As we enter the month of June with the majority of spring migration behind us, things have been slower for the banding lab. As the last migrants trickle through, resident birds have set up territories and developed signs of breeding. This week, we banded 56 new birds and processed an additional 31 recaptures, bringing our season total up to 1,299 new birds banded and 743 recaptures.
We were shocked to see a coyote swimming in the bay close to shore on Monday morning. While we’ve seen them before on the beach below the bluff and on the Holmes Farm, seeing a coyote paddle around in the ocean was a first for us. We watched as it swam parallel to the beach in front of the rocks favored by the Double-crested and Great Cormorants at high tide. A group of gulls circled above, obviously as puzzled by the coyote as we were. We speculated as to why it had decided to undertake this potentially dangerous activity, wondering if it had been chased in by another coyote. Small flocks of Common Eider swam quickly away as the coyote got closer. It eventually swam to shore where it shook the seawater off and disappeared from view along the beach.

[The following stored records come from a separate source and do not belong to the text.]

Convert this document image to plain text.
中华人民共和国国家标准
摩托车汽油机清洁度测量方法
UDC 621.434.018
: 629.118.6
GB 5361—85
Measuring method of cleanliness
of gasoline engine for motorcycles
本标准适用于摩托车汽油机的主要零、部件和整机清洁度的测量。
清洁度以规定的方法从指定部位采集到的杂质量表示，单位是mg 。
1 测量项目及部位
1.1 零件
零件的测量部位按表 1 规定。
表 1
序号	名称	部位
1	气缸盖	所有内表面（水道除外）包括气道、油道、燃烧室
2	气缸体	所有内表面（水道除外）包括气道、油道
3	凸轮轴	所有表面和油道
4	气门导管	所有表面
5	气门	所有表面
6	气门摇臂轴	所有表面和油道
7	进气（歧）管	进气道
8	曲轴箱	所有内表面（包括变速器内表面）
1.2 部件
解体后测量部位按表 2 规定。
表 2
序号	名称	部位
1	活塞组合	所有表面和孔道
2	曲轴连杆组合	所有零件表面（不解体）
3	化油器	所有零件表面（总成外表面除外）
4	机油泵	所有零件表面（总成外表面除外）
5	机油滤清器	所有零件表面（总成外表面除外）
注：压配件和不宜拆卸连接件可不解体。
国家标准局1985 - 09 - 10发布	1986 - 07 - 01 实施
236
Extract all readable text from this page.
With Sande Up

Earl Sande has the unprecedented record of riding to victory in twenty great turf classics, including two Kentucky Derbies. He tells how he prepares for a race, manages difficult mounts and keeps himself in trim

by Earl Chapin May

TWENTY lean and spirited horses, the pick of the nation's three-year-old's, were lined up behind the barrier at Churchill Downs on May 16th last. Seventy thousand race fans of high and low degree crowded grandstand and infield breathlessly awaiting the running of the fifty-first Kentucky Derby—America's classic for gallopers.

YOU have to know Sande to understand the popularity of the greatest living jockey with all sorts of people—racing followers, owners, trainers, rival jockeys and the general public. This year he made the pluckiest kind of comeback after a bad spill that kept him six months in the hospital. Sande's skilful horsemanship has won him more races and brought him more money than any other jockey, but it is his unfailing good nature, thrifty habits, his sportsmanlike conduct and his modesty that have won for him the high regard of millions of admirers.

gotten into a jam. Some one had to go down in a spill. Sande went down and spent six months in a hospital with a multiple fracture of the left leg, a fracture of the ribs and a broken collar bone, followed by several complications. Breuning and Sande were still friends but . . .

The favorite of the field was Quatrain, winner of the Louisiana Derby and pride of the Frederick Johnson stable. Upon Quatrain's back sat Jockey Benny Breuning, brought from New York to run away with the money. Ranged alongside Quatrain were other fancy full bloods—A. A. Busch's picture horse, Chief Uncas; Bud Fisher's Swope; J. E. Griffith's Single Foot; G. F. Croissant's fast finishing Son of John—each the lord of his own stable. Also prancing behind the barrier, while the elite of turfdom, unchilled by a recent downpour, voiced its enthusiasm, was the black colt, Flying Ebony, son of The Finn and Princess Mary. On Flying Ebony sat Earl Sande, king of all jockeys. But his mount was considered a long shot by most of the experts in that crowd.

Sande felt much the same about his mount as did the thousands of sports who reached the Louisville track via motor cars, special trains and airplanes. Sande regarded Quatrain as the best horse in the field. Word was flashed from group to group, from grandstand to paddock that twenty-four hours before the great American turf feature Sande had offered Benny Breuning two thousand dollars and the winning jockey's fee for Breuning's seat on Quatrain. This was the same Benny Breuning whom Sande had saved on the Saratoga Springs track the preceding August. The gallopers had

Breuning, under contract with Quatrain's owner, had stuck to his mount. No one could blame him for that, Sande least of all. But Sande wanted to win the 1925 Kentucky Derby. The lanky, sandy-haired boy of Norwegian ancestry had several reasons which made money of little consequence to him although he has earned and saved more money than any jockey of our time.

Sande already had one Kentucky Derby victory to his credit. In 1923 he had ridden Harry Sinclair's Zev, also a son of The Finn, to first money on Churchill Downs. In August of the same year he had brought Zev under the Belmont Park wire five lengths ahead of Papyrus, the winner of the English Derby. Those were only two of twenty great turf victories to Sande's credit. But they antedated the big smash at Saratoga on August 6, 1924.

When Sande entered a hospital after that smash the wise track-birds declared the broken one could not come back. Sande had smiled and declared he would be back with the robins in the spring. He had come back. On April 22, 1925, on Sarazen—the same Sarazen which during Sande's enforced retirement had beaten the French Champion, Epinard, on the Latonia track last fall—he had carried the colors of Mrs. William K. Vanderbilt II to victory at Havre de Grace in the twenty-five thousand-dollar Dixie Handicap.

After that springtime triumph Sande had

Tuesday’s relatively slow morning was invigorated when we caught five Cedar Waxwings in one net! Since waxwings usually flock together, we often catch multiple individuals at once. On Tuesday and Wednesday, the Manomet Elementary School first- and third-graders visited, impressing us with their knowledge of migration and wetlands. As we took them around the net lanes, we pointed out a few obligate wetland plants such as Cinnamon Fern and Sensitive Fern. They were also happy to look for the hoof prints of White-tailed Deer left in the deep mud while on the guided nature walk.